Funding for local support services for Universal Credit claimants should be managed by Jobcentre Plus managers, the Department for Work & Pensions believes.
A framework setting out the councils can play in supporting Universal Credit claimants was published for consultation this week by DWP and the LGA. While it discussed the possibility of councils managing any funding either separately or jointly, it concluded: “DWP’s current view is, as the organisation responsible for the delivery of [Universal Credit], it should manage the funding… delegating the day-to-day management to district managers.”

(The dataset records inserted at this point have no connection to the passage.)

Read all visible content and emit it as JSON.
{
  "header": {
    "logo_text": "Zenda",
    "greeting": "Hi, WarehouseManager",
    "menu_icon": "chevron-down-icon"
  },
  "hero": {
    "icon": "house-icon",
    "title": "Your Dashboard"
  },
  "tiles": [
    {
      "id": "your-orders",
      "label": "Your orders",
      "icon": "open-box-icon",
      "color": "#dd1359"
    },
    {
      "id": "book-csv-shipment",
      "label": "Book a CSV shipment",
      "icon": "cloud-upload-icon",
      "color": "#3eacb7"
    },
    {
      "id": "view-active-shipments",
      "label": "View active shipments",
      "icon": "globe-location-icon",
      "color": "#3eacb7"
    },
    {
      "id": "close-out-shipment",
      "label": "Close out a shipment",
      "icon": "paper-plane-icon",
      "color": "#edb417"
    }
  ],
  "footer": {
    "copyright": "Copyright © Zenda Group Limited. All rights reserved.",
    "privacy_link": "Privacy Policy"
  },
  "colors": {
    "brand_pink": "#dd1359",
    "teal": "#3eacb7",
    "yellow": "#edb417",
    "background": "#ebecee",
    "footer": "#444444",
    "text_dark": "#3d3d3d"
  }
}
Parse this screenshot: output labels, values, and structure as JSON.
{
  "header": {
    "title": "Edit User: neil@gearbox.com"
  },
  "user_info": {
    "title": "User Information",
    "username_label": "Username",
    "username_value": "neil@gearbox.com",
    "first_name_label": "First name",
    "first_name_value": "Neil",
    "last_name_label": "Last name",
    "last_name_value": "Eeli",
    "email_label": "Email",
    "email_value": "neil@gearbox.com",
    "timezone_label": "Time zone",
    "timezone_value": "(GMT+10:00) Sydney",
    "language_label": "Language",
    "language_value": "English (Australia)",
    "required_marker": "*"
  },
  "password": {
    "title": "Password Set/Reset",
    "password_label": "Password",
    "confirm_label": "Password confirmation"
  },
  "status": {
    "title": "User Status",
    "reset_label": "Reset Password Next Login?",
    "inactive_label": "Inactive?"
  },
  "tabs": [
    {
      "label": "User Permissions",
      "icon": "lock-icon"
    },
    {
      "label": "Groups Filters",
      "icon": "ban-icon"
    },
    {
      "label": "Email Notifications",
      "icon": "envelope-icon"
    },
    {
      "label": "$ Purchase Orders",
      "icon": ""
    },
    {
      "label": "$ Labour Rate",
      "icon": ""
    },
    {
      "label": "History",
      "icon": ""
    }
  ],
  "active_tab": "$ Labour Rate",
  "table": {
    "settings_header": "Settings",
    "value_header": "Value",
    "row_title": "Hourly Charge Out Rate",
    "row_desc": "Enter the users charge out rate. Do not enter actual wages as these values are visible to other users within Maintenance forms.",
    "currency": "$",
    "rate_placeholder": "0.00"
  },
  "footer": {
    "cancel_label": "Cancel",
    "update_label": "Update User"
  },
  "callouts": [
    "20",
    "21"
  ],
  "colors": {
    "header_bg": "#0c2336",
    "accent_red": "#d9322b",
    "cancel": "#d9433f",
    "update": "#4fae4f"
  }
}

A final decision on how funding for the second phase of the implementation of Universal Credit – when work done by local authority pilots and pathfinders is rolled out in a staged process between October 2013 and March 2014 – will be made when the consultation closes on 15 March.
One local government source close to the Universal Credit project said some local authorities who had a good relationship with their DWP district managers would be comfortable to let them manage funding for the local partnership agreement with councils and other bodies. However, “some will say the partnership will work better if the money is held within the partnership” the source said.
The critical issue was “whether councils are seen as commissioners or delivers”, he added.
However, the version published this week did not contain any information about the geographical staging or timeline of phase two of the Universal Credit roll out.
The document was jointly published by the DWP and the LGA, and the latter is now encouraging “as many individual councils as possible [to] put their own views forward in response to the document” in order to “ensure decisions are taken well”, according to a report due to be discussed by the LGA’s executive on Thursday.
The executive papers said “it will then be the LGA’s role to make sure those responses are taken on board by DWP”.
Local government representatives including the LGA have been in talks with DWP for several months over the wording of the document and, as previously reported by LGC, there were concerns at one point about whether it would prove possible to publish the framework as a joint document.
Following the month-long consultation, the DWP intends to publish “a more comprehensive version of the framework” by October 2013 “in time to inform LA budget planning for 2014-15 financial year”.
Peter Fleming (Con), leader of Sevenoaks DC and the District Councils Network’s welfare reform lead, said the lack of detail about timing and funding was a concern.
“It is going to be very tight coming out of the pilots” which are being undertaken by 12 authorities, end in June 2013 and are supposed to inform the wider roll out.